Trata-se, usando linguagem popular, de um "jajão" do Governo, que opta por fazer grande alarde de uma redução de gastos que, na verdade, não se regista e de uma mudança de políticas que também não ocorre, porque é mantida, integralmente, a visão despesista dos titulares dos cargos políticos e a tendência de imputação da responsabilidade para os níveis inferiores.

Em termos políticos e de imagem, os governantes, curiosamente apoiados pela oposição, deixaram passar a ideia de que, ao retirar os DNs da lista de beneficiários de veículos de uso pessoal, o país estaria a efectuar uma grande redução de gastos, o que é, no mínimo, um malabarismo.

Tanto no número de carros dos DNs como na qualidade, os titulares de cargos políticos, a começar pelos cargos de soberania, são, de muito longe, quem mais gasta, não só em carros de luxo e top de gama de alta cilindrada que usam, mas também porque cada um deles tem uma minifrota privada com carros de substituição, de apoio a casa e para o pessoal ao seu serviço.

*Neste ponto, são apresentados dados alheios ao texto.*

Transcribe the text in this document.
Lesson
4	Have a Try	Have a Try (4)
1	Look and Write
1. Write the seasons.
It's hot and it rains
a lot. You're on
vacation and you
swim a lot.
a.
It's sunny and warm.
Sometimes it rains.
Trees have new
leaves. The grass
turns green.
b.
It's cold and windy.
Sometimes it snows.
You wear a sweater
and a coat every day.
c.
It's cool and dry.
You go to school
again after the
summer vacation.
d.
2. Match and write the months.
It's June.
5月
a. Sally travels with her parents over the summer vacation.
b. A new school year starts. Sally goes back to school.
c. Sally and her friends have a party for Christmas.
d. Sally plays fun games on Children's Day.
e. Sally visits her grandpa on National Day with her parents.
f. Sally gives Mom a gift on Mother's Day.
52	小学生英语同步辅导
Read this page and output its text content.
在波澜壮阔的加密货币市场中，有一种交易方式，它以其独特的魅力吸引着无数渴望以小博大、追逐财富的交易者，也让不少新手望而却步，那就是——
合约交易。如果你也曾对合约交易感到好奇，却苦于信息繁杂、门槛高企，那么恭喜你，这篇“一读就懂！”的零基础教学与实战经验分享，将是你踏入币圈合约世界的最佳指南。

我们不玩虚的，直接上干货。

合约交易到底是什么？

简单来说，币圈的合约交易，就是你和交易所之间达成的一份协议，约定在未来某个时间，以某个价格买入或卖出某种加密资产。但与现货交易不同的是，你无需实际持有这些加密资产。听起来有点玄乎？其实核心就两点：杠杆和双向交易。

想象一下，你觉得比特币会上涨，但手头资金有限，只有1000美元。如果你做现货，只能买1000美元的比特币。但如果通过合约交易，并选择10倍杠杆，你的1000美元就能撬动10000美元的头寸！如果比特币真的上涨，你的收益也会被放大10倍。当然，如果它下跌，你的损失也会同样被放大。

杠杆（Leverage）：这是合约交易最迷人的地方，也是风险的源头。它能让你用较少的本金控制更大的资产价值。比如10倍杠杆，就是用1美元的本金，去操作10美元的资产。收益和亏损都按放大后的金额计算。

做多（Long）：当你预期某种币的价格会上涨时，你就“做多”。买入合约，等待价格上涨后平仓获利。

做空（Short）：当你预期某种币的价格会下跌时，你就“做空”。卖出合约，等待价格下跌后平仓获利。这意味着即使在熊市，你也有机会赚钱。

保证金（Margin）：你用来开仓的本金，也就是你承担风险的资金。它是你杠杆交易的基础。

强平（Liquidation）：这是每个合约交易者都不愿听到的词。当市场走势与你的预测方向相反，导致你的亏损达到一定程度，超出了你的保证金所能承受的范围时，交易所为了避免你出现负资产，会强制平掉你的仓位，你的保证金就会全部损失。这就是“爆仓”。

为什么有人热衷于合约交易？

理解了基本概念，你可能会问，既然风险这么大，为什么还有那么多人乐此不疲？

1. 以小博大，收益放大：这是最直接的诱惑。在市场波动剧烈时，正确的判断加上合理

Acresce-se a isso ainda subsídios, senhas e benesses que lhes permitem não gastar dinheiro pessoal para o combustível, assistência técnica, seguro e taxa de circulação de todas essas viaturas.

Se tivesse havido uma intenção genuína de passar a agir com parcimónia, deveriam constar expressamente da lei os critérios para a compra de carros standard para cada categoria de titular, a proibição de aquisição de jipes, carros de luxo e um combate sério aos "lobbies" de vendedores de carros para o Estado.

Investigue-se quem vende ao Estado e quem compra pelo Estado e perceberemos facilmente que esta alteração não passa de um verdadeiro "jajão".

À excepção da correcção do facto de não se ter incluído inicialmente os administradores municipais e seus adjuntos, a ideia da redução dos custos no património público é unicamente um "jajão" já que deixa deliberadamente de fora a discussão sobre o parque imobiliário (edifícios urbanos e rurais) do Estado, que é a parte mais onerosa do problema e também menos transparente.

Veja-se o destino das chamadas "casas de função" ou das "casas de trânsito" ou ainda dos inúmeros edifícios rurais do Estado em que nascem de, um dia para outro, projectos privados. Apesar de todos saberem disso, é estrondosamente audível a forma como os titulares de cargos políticos, incluindo a oposição, se colocam todos de acordo uns com os outros sempre que se fala da manutenção ou aumento de benesses para eles.

Fazem reduções para os outros. A exclusão dos DNs da lista de beneficiários vem acentuar o sentimento de rebaixamento institucional e funcional dos DNs, depois do próprio Governo ter conseguido com sucesso empreender uma viragem no perfil técnico, académico e etário desses quadros de direcção. Ela ocorre num momento em que o poder de compra é baixíssimo e todas as antigas benesses (viagens, senhas de combustível, facilidades) deixaram de existir.

Tendo em conta que a remuneração não é atractiva, o salário não é pago em função do desempenho individual e a progressão na carreira tende a ser fortemente determinada pela antiguidade, os jovens licenciados acima da média, mestres e doutorados que são DNs, mesmo estando cumulativamente ligados a outras ocupações mais rentáveis (escritórios de advocacia, empresas de consultorias, ensino superior), mantêm-se nos cargos graças ao "salário invisível" como a atribuição de viaturas, as facilidades de compra de casa própria e as vantagens financeiras das viagens para o exterior.

Sem elas, a função pública voltará a ser, como há uma dezena de anos, ocupada por gente que não tem para onde ir nem tem ambição para lutar por melhor. Os quadros de alto gabarito que alguns ministérios possuem, sobretudo reforçados com novas competências de liderança, de gestão e de contactos "lobbistas", acabarão no sector empresarial público e privado, a começar, de resto, pelos ex-ministros que se socorrem desses quadros para os seus negócios particulares.

A mesquinha discussão sobre "quem pode ter o mesmo carro que eu", já que é apenas disso que se trata, pode sair muito cara ao Governo e promover uma sangria de fuga de quadros qualificados para salários e condições sociais mais atractivos, tão logo se comece a respirar melhor saúde financeira.